El trabajo que hace Yamanaka con el personaje de Sazen Tange es difícil de explicar: por montaje y con total elegancia lo vuelve figura central de sus pasos de comedia; pero no por eso deja de ser un luchador épico con algún pasado violento que nunca conoceremos, lo vemos pelear y ganarles a todos; es un puteador y un hombre que habla poco, pero también es el centro de la ternura de la película: la relación entre Tange y el huérfano ya prefigura Kikujiro, de Takeshi Kitano.

Podría seguir enumerando los recovecos y los hallazgos de The Million Ryo Pot, pero pierde la gracia, así que voy a cerrar con un último punto más. El jarrón del mapa del tesoro es, por supuesto, un McGuffin gigantesco que le sirve de excusa a Yamanaka para recorrer todo Edo de una punta a la otra y de arriba abajo, y para contar lo que quiere contar. Sobre el final, el segundón que heredó el jarrón roñoso logra descubrir el destino de su herencia: el jarrón que estuvo buscando por todas partes estaba en la casa de tiro al blanco que había estado frecuentando, la usaba el huérfano-adoptado como pecera para su pez dorado.
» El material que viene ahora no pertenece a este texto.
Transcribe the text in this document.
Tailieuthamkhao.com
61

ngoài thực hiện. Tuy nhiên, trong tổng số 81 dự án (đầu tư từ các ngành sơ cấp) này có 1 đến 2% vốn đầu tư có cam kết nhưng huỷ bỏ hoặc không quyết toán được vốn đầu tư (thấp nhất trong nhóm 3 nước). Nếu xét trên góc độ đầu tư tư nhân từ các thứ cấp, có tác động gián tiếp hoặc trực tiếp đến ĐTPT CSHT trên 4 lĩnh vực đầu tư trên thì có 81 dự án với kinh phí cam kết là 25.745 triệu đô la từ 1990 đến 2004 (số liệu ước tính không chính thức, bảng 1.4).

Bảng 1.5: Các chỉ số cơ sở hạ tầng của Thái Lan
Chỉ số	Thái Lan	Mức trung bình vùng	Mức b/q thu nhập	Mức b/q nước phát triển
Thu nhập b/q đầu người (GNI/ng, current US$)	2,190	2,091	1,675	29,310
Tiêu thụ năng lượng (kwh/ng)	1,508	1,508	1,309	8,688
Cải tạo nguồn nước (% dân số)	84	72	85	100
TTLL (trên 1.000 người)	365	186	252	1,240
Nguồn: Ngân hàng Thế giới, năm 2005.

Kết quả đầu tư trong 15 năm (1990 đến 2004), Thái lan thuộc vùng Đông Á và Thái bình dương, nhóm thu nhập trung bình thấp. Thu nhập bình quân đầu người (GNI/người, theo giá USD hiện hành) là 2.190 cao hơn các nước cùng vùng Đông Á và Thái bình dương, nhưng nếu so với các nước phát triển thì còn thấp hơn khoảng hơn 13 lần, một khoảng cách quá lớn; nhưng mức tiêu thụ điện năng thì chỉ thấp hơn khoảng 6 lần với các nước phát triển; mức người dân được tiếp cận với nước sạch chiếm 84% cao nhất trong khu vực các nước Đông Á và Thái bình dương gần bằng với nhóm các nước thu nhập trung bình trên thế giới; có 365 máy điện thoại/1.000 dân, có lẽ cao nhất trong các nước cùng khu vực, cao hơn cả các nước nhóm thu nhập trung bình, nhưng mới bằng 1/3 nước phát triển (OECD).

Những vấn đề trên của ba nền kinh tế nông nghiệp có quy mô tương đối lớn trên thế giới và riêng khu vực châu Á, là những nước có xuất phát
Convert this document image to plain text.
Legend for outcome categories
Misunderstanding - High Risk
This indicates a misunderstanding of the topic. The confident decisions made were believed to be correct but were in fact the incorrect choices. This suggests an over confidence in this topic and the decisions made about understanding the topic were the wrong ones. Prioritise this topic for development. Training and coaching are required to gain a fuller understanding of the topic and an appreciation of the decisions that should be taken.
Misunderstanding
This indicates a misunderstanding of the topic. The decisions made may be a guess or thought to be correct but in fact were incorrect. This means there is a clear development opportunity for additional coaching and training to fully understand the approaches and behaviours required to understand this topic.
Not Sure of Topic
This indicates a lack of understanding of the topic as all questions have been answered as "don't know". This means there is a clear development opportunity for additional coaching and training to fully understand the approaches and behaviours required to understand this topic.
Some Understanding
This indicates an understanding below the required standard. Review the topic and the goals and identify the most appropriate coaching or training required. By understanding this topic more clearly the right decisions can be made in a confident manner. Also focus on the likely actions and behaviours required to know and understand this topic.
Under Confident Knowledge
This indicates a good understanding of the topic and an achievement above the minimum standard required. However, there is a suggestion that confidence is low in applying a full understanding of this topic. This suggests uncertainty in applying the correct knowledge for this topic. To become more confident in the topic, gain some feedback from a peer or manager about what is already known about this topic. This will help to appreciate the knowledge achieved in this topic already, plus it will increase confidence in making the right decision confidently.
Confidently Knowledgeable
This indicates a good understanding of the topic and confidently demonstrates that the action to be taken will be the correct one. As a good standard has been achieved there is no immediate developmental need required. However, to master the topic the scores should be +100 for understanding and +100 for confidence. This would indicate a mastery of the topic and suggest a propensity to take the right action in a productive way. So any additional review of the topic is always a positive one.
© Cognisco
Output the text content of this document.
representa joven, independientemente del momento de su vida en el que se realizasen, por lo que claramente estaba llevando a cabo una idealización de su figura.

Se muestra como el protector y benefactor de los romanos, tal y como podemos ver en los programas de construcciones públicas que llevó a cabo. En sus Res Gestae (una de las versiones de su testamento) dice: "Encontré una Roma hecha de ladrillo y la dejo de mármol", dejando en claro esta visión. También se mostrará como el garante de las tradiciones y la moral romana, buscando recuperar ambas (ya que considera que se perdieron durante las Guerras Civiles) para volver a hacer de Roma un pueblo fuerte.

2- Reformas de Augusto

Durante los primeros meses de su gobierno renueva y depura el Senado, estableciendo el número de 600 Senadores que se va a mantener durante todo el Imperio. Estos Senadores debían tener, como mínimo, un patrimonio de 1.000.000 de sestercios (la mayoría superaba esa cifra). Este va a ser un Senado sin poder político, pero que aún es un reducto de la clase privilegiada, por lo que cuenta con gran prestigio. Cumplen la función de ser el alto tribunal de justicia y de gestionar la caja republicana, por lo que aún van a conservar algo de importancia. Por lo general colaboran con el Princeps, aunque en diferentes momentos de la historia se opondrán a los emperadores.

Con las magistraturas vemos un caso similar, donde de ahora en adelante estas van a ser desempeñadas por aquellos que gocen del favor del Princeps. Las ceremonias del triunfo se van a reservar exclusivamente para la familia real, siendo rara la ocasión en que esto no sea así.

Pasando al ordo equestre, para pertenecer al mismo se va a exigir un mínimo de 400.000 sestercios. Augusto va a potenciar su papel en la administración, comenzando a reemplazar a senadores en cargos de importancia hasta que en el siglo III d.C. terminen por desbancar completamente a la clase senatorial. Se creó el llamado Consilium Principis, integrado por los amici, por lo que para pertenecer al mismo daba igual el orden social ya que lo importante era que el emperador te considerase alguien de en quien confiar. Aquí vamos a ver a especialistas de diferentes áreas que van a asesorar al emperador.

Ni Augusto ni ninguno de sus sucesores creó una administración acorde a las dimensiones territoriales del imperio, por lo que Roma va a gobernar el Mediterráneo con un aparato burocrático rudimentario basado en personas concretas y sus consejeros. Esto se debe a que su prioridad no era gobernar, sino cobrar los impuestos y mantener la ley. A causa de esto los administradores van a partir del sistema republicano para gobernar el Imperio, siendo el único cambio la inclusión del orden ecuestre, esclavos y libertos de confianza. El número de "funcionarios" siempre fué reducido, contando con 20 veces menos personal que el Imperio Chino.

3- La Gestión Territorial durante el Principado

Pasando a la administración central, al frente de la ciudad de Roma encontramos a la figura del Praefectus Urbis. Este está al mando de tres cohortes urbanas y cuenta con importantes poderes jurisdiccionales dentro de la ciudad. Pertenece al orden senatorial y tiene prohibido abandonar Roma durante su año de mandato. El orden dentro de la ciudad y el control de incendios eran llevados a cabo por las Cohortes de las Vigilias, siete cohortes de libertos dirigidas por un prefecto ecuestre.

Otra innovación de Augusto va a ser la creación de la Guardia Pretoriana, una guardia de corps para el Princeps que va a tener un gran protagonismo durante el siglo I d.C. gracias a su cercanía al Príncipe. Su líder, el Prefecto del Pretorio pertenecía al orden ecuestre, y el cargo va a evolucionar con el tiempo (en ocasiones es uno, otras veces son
Tras una larga cantidad de idas y vueltas con su esposa, logra convencerla de que es su misión salir a buscar ese bendito jarrón perdido por toda Edo, una ciudad tan grande que recorrerla completa podría llevarle veinte o treinta años; ella acaba por aceptar, porque después de todo se trata de la fortuna más grande de todo Japón. Sentado en la casa de tiro, junto a la joven señorita que atiende a los clientes y también junto a Sazen Tange, el segundón sonríe y la pasa bien. Tange le pregunta, ahora que sabe dónde está el jarrón, si no piensa llevárselo para buscar el tesoro. Por ahora no, le contesta mientras toma otra flecha, porque si recupera el jarrón se quedaría sin excusa para venir todos los días a la casa de tiro al blanco.

Ni todo el oro de Japón vale un verdadero momento de ocio.